Depression is a major mood disorder that affects more than 264 million people across the globe and ranks as the leading cause of disability worldwide. Even more alarming, the problem seems to be steadily increasing among people of all ages, particularly teens and young adults.
Besides being seriously debilitating, major depression often comes with a grave side effect — thoughts of suicide that can lead to attempted suicide without timely intervention and help.
At TMS & Brain Health in Los Angeles and Santa Monica, California, we know that traditional depression treatments have helped many people find lasting symptom relief. But we also know that the conventional approach doesn’t work for everyone, and it doesn’t always deliver the kind of rapid relief that’s most needed in times of major distress.
That’s where ketamine comes in. Find out how this fast-action treatment for major depression has become a game-changing solution for the patients who need it the most.
A brief history of ketamine
Ketamine isn’t a new medication — in fact, it was first synthesized more than half a century ago in 1962, when it was initially used as an anesthesia for minor surgery. Following its approval by the U.S. Food and Drug Administration (FDA) in 1970, it quickly became the most widely used battlefield anesthetic in the Vietnam War.
As the 1970s continued, veterinarians realized that ketamine was also safe and effective for animals; by 1985, its widespread use in medicine (internal, pediatric, and veterinary) earned it a spot on the World Health Organization’s (WHO) list of essential pharmaceuticals.
At this point, the story of ketamine veers a bit off course… into the world of illicit drug use. Its popularity as a recreational substance was especially prevalent among partygoers, who sought out its immediate and dissociative effects.

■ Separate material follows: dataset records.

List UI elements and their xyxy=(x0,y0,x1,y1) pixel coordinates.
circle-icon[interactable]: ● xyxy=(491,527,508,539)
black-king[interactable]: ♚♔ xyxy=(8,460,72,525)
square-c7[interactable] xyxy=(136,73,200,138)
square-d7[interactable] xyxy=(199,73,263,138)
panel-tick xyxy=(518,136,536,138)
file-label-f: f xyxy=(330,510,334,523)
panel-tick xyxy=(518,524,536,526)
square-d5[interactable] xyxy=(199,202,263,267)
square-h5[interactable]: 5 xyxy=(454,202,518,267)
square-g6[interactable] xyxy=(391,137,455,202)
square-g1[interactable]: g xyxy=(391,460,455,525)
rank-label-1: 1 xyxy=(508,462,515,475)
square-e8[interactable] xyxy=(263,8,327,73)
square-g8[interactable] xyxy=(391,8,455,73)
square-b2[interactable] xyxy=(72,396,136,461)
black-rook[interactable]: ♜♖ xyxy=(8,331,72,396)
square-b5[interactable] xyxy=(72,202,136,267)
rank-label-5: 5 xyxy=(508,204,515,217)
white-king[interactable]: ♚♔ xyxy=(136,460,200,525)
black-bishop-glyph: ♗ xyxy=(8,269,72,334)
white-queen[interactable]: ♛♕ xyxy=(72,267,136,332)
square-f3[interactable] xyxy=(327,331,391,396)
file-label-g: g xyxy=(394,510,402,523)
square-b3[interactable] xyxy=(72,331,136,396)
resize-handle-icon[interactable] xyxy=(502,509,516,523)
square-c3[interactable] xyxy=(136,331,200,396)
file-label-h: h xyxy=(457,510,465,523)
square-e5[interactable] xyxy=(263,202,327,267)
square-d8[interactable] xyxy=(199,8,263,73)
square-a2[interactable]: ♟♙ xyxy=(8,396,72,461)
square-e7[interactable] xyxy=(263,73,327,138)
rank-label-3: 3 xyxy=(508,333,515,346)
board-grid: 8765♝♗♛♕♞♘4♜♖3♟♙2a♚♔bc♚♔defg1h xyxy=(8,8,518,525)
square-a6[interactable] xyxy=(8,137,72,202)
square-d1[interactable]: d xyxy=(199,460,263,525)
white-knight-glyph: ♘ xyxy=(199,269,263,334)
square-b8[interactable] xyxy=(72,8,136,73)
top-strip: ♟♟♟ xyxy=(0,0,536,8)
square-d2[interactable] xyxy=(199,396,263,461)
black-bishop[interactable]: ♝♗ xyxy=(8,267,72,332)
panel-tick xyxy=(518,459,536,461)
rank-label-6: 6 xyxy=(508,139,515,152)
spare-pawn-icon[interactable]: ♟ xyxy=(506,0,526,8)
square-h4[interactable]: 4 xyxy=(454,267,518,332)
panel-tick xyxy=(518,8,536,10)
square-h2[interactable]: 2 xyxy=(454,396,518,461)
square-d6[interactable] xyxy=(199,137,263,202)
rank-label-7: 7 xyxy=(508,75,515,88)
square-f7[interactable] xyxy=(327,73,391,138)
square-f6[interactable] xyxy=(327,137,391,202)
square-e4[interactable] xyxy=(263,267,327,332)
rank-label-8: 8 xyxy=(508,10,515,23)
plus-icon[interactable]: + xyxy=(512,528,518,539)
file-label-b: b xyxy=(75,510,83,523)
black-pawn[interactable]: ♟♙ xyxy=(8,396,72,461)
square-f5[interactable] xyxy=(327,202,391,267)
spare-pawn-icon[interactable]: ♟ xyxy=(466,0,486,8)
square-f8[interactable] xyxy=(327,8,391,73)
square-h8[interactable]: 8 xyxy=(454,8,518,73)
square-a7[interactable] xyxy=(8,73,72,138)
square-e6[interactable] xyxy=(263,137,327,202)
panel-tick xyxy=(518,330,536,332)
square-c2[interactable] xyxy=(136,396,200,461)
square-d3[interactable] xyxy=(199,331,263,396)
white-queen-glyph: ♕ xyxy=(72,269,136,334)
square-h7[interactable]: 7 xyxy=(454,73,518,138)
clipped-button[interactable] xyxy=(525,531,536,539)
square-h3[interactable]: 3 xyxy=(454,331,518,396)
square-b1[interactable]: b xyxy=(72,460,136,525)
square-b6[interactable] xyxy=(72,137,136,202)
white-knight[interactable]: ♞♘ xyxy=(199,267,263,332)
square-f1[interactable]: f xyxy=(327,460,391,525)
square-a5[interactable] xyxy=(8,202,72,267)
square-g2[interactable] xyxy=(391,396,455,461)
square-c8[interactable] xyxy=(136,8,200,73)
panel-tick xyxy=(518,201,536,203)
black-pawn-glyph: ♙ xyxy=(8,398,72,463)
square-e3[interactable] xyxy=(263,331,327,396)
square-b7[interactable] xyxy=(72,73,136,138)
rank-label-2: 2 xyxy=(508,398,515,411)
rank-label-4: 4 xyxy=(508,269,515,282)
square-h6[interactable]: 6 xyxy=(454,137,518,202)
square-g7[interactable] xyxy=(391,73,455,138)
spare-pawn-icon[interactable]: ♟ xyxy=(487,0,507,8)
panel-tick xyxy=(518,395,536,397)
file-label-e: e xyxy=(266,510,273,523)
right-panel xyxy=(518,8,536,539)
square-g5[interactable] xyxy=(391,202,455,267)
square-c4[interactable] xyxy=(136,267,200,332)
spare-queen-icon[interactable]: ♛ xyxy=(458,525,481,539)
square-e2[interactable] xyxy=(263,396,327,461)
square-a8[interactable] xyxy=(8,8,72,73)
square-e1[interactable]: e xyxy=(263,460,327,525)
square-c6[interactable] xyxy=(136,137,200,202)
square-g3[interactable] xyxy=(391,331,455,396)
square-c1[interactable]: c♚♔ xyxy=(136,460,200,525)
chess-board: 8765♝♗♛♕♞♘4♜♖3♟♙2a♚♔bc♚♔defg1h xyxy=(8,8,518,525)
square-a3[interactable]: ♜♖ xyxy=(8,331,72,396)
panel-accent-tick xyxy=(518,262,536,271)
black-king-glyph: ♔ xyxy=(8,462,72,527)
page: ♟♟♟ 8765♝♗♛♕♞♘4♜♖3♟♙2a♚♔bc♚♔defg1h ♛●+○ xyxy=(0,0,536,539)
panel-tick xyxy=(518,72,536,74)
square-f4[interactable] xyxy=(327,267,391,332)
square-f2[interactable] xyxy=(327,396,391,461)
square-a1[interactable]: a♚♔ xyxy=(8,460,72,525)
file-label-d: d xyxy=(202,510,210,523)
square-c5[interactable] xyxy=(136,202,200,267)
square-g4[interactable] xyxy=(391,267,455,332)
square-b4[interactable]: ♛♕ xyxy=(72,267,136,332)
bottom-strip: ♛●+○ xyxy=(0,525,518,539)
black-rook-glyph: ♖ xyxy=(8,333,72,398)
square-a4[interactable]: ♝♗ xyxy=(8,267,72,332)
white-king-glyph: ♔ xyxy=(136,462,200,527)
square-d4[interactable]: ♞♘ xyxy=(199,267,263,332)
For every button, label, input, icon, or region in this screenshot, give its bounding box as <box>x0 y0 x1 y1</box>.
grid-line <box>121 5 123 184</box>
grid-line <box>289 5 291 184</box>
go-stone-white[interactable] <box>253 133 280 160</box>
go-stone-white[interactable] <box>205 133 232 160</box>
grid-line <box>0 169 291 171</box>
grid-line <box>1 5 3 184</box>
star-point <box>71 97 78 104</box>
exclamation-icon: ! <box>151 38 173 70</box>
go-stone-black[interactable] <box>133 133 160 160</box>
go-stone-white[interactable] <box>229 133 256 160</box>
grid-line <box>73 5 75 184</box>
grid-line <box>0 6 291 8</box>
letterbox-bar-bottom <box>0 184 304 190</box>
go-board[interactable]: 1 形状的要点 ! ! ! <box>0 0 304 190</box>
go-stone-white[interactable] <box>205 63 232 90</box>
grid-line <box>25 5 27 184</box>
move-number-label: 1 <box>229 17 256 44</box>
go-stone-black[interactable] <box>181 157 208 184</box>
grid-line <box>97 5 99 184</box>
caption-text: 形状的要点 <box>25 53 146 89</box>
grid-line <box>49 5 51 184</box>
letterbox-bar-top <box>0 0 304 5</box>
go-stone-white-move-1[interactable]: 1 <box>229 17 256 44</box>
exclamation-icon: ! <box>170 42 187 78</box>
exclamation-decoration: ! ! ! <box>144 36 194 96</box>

Then, in the early 2000s, as psychopharmacology experts struggled to find a more effective antidepressant that wouldn’t lose efficacy, researchers began exploring ketamine as a possible solution.
The problem with conventional antidepressants
All conventional antidepressants target similar mechanisms in the brain to alleviate symptoms — they increase the activity of a class of neurotransmitters called monoamines, which includes serotonin, norepinephrine, and dopamine.
These medications must build up in your system before they’re effective, and they don’t always remain fully effective over time. Research shows that decreased drug efficacy (tachyphylaxis) affects about 25% of people who take selective serotonin reuptake inhibitors (SSRIs), the most commonly prescribed antidepressants.
While experts don’t know exactly why these medications lose their effectiveness over time, it’s thought that the targeted brain receptors become less sensitive (i.e. more tolerant) to the drug.
As soon as this predicament became evident in the 1990s, researchers began searching for a way to improve conventional antidepressants. Their lack of success prompted them to look for a new type of antidepressant — one that targets mechanisms beyond monoamines.
The promise of ketamine: a new approach to depression
That’s when researchers began asking what would happen if they could target glutamate, the all-important excitatory neurotransmitter that helps “turn on” the key brain circuits that drive all forms of behavior.
After studying the effects of altered glutamate neurotransmission in healthy people as well as schizophrenic patients, researchers figured out that a glutamate receptor blocker (antagonist) called ketamine had major psychological effects, inducing psychotic symptoms.
With the understanding that glutamate plays an important role in mood regulation as well as the regulation of monoamines, researchers began to wonder if lower doses of ketamine could be used to alleviate depression.
Indeed, they discovered that low-dose ketamine infusions — much lower than the amount that produces psychotic symptoms — produced a surge of glutamate transmission in the brain that could reduce depressive symptoms quickly and dramatically, usually within a few short hours.
An ultra-rapid shift in cognition and mood
Experts are still trying to figure out exactly how ketamine causes such a rapid cognitive shift, even in patients who suffer from treatment-resistant depression (TRD). Current research shows that it appears to induce changes in brain circuit function first, causing depressive symptoms to subside within hours.
It also appears to stimulate the regrowth of synapses between neurons, promoting increased connectivity between neurons that fosters increased activity in the regions of the brain that are most subdued by depression.
Recently, researchers have discovered how ketamine appears to affect such a rapid change in cognition and mood at the molecular level. Your brain cells contain guanine nucleotide-binding proteins (G proteins), a special family of proteins that act as molecular switches. G proteins help carry messages from outside the cell to its interior.
People with depression tend to have an abnormally high number of inactive G proteins stored on “lipid rafts” within their cellular membranes. Regular antidepressants gradually accumulate on these lipid rafts, ultimately forcing the G proteins off their resting spot and back into action.
Ketamine, on the other hand, pushes inactive G proteins off their lipid rafts much more quickly (often in minutes), and keeps them active for a longer period of time following treatment.